I also had an opportunity to work with Go for 40 hours a week. The more I learn about Go, the better it gets. It’s just a lot of fun. Of course, I’ve learned to really dislike parts of it as well, but overall I think it’s my favorite language to work with.
I liked working with people who are passionate about open source software. VividCortex is a company capitalizing on open source software, and it’s really great that we’re giving back.
What I didn’t like
Writing tests is tedious. Sometimes, you get the feeling that something just works and you don’t really have to write tests for it. However, I was surprised when I found a /proc/ parser issue. I thought maybe my tests were wrong, but no, the main program was incorrect.
I also didn’t like how there was so much inertia to get into the code. I think part of it is that it’s just how things are, but another part is how the code base was structured. It was a monolithic repository without much documentation. Things are a lot better now. There’s more documentation and everything is organized much better.
What I learned
I never worked with anyone remotely before, and the fact that I’ve been working with developers on another continent is interesting! I learned the pros and cons of having a distributed team, and I think it’s something worth experiencing.
I think the most important things I learned were more about development habits than new subject matters. Programming is one of those things where you get better and better with practice, and it’s even better when someone more experienced than you can give you tips. There’s a lot of stuff I can mention: git workflow, Go tools, bash scripts, deterministic tests, etc.
There are definitely some things you learn over a few months of interning that you probably will never learn with a 4 year college degree program. I don’t think I can pinpoint them, but I think interning is a great idea.

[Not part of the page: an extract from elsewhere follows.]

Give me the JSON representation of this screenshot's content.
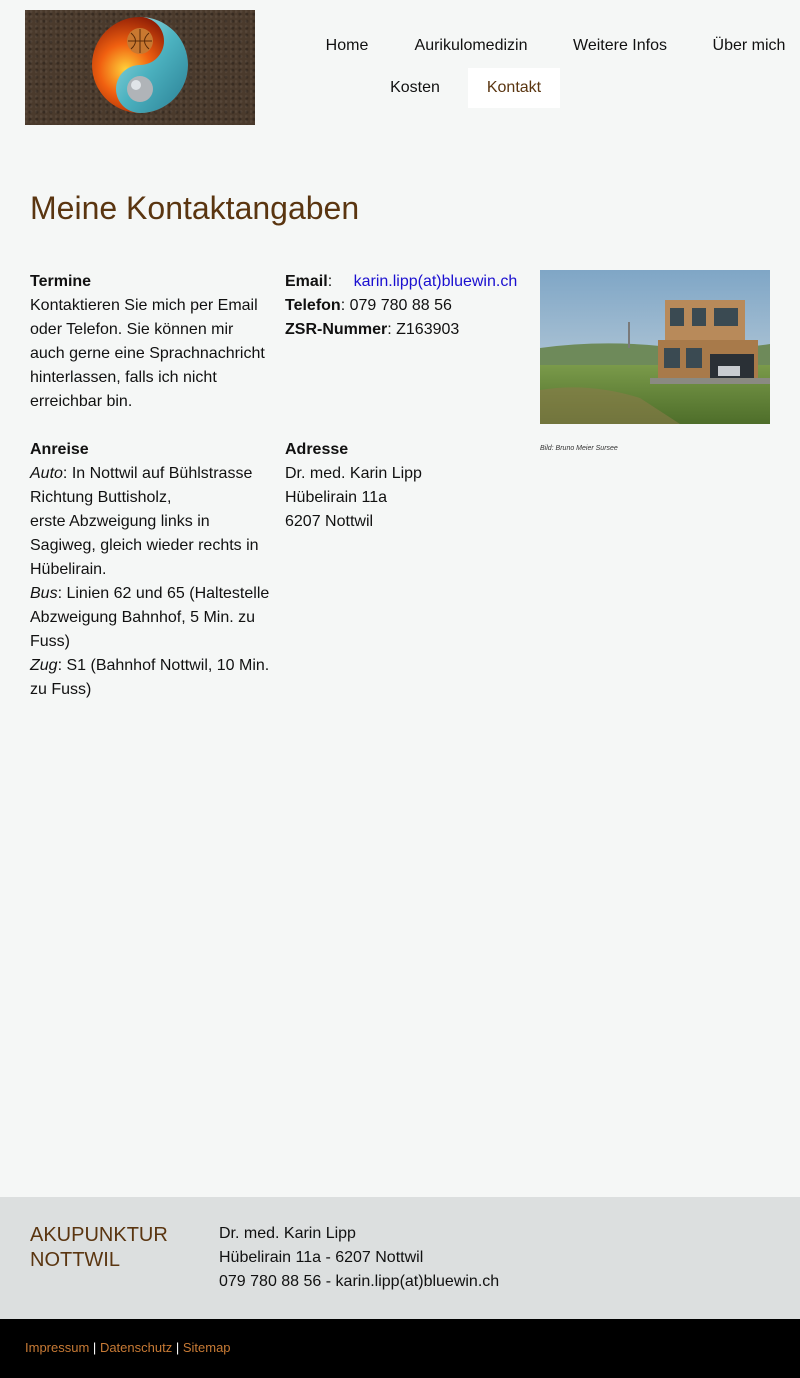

Tech scene in Charlottesville
When I applied to the University of Virginia, I had no idea that there was a tech scene in Charlottesville. Now that I’ve gotten exposed to it, I’m surprised that there’s so much of it around here. I’m looking forward to getting involved with initiatives like Hack Cville and the Neon Guild.
Working with Brainiacs
The VividCortex team is great. I’ve learned a lot from the other developers and since the team is relatively small, it’s easier to get to know them better individually. The guys know a lot about what they do, and they’re really good at it. A few of them give talks at conferences, and they’re also active contributors themselves to open source.
One of the more interesting things about working for a small startup is you get to witness how things come together. VividCortex just closed a round of funding, and while many just see a press release or two about it, it’s really impressive to see Baron and Kyle work insanely hard to get things done.
Overall, it’s been a really productive (and fun!) summer for me. I had a great time.